The film screened before Amra’s talk depicted the otherwise most scenic upper reaches of Pakistan rendered mutilated by unimaginative and drastic chopping down of forests. This, according to the movie, was the chief culprit in raising average temperatures, even on a global scale, seeing that deforestation was a global evil.

Muzammil Niazi, a grower from Deh Kakar near Malir, highlighted the advantages of organic farming. He said that among other things, we should switch over to drip irrigation, reduce land under vegetable farming, shift the emphasis to fodder production, switch to solar energy as the primary source, recycle grey water for non-edible greens, and give artificial cover to crops from 11am to 3pm during summer.

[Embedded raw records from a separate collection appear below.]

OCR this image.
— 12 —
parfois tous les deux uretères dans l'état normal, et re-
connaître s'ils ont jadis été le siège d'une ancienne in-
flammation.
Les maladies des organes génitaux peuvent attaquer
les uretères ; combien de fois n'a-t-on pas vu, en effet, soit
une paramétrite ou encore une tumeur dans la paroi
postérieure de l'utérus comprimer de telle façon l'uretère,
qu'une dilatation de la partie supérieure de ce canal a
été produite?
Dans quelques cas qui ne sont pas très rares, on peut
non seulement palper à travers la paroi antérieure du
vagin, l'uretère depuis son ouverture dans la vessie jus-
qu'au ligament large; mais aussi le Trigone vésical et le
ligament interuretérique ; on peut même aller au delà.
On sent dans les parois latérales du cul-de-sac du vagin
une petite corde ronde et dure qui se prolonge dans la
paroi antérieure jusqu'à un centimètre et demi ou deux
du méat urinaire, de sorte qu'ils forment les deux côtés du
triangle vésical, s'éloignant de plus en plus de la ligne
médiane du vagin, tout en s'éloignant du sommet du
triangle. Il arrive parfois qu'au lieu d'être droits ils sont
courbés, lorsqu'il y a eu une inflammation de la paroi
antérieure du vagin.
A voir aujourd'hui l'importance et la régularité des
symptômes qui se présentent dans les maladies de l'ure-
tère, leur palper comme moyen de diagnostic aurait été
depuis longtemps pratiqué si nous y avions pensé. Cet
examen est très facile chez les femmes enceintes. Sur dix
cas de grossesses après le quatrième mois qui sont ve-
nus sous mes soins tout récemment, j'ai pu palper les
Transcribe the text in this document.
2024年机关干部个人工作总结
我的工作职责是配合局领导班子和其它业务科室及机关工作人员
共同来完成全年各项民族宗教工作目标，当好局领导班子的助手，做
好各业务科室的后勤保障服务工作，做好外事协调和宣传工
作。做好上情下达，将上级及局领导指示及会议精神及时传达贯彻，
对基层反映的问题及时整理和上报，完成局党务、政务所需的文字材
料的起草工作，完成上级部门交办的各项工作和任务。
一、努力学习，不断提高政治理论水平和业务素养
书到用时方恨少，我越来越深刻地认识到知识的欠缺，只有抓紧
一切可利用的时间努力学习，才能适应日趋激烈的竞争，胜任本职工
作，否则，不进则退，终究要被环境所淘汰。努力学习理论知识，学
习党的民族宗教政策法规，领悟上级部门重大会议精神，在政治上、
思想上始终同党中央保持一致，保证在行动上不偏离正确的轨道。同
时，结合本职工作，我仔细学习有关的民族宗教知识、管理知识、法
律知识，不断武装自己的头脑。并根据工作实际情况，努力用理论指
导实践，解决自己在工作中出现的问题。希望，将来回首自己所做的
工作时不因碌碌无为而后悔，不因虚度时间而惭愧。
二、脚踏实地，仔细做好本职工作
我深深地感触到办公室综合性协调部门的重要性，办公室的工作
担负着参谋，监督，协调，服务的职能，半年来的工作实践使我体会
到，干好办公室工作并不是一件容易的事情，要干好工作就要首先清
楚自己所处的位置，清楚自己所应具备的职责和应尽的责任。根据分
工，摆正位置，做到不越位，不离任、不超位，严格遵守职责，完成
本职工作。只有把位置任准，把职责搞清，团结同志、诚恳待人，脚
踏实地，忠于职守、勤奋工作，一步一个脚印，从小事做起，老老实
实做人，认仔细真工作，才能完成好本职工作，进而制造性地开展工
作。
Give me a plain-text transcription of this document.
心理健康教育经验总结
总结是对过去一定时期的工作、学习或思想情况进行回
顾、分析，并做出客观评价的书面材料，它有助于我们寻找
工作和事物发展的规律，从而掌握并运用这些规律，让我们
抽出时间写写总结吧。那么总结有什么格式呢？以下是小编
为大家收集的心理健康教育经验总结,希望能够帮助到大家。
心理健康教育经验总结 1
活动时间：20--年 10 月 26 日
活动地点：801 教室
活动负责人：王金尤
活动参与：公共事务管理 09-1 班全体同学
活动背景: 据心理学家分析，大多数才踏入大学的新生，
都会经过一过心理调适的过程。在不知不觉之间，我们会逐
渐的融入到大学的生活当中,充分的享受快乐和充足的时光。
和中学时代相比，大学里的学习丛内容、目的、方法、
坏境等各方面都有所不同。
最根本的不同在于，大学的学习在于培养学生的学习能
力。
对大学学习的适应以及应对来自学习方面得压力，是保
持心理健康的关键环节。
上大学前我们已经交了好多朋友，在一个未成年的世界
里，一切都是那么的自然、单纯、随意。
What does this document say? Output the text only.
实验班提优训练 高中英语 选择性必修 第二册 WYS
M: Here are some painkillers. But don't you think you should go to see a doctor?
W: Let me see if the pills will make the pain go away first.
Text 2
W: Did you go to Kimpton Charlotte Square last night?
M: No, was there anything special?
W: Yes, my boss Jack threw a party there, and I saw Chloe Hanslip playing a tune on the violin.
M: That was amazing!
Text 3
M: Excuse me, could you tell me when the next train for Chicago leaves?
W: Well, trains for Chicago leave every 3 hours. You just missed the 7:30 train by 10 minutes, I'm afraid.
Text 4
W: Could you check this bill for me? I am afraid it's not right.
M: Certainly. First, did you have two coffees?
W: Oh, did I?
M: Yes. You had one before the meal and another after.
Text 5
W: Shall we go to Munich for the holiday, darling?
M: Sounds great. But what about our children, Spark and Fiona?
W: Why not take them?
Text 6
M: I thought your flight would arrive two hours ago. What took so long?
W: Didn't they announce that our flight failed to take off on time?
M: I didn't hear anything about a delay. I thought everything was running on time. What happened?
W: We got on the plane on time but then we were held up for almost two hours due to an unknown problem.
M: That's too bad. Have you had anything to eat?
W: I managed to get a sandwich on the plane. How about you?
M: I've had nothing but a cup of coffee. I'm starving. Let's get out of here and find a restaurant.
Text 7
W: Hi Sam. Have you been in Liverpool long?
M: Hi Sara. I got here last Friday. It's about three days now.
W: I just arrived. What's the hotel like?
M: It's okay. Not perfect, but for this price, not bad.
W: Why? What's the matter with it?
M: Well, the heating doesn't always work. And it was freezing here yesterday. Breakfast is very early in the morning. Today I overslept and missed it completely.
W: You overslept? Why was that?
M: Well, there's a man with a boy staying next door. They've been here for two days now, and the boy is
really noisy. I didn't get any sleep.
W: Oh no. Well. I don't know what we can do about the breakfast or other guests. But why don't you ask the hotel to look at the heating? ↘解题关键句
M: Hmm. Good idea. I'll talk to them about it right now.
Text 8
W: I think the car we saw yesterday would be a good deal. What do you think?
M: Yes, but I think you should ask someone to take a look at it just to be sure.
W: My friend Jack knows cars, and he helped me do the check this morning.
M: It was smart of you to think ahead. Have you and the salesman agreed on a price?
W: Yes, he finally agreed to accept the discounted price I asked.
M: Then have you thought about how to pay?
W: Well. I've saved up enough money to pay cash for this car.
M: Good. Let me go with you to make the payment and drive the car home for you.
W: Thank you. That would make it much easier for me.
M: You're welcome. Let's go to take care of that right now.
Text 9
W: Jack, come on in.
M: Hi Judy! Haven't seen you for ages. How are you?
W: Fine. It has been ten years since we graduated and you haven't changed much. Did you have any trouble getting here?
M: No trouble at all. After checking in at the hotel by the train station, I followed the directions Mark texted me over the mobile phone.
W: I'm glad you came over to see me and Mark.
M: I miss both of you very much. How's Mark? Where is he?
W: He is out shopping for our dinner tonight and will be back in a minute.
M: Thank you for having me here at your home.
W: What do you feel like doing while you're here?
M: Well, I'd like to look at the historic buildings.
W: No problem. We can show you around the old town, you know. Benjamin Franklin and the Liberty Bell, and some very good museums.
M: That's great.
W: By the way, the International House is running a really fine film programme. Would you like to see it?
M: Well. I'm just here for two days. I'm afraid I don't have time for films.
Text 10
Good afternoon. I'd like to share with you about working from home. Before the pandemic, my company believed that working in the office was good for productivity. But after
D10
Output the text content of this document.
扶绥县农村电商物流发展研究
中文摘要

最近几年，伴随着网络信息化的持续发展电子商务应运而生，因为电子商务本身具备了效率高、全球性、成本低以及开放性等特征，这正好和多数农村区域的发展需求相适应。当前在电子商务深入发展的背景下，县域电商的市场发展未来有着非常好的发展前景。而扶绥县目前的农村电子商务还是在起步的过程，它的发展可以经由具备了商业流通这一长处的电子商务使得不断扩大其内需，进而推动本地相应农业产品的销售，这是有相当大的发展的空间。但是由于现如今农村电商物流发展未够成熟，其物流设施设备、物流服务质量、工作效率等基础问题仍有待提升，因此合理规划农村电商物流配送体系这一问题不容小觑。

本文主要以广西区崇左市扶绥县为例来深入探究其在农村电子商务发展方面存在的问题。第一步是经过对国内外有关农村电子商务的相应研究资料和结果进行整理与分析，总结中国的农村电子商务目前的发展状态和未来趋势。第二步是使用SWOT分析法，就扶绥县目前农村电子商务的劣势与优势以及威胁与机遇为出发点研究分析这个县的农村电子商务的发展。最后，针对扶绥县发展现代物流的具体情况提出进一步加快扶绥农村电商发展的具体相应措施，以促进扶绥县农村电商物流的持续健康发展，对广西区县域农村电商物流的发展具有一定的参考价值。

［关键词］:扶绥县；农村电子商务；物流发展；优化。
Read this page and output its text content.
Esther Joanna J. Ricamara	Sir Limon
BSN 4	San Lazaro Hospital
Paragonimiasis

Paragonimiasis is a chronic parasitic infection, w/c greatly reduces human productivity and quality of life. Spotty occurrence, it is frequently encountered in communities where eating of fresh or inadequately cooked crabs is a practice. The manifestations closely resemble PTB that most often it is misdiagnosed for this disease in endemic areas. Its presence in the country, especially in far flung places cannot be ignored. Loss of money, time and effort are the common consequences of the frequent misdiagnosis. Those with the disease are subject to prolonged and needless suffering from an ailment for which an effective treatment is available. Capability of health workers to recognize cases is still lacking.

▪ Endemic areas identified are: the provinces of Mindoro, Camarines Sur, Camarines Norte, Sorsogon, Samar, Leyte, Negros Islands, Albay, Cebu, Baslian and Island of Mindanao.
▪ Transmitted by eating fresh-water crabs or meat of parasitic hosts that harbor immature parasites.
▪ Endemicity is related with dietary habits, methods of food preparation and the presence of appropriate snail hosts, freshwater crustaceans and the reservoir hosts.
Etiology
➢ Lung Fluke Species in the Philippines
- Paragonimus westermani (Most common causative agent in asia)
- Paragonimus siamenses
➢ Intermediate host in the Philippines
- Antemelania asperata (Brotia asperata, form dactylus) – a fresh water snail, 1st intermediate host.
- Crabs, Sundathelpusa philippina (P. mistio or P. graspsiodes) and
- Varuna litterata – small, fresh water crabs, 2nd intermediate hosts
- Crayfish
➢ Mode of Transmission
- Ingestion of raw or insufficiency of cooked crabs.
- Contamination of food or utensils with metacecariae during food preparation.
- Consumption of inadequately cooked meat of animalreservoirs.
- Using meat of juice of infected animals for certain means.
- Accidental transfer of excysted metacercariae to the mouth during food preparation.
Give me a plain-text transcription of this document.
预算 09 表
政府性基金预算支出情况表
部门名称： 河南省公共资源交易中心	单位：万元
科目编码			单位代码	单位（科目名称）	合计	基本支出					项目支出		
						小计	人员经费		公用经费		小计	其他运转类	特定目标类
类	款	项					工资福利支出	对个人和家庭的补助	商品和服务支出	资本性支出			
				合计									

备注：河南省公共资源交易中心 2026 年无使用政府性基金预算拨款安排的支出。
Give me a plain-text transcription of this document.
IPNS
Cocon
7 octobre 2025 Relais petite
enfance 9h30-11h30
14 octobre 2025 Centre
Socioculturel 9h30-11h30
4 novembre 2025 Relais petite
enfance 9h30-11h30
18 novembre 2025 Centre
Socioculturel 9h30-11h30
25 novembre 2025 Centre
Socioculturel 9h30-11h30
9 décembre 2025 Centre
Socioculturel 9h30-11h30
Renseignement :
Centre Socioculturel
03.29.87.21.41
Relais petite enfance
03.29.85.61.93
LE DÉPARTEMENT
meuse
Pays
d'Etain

He said that during the last decade, we had witnessed rising temperatures, reduction in annual rainfall, and erratic weather patterns. These are tendencies that need to be nipped urgently if we are to avoid an environmental fiasco for the sake of our coming generations, he added.

Another farmer, Taufeeq Pasha, lamented that 90 per cent of the 650 million gallons of water provided to Karachi daily was going untreated into the sea. He said our rivers were laced with sewage water.

Talking about urban pollution, he was really critical of the maintenance of the cities and our apathy towards the environment, such as burning of polythene bags out in the open. “We have to create awareness among our youth who have a whole lifetime ahead of them, and should mobilise the social media to that end.”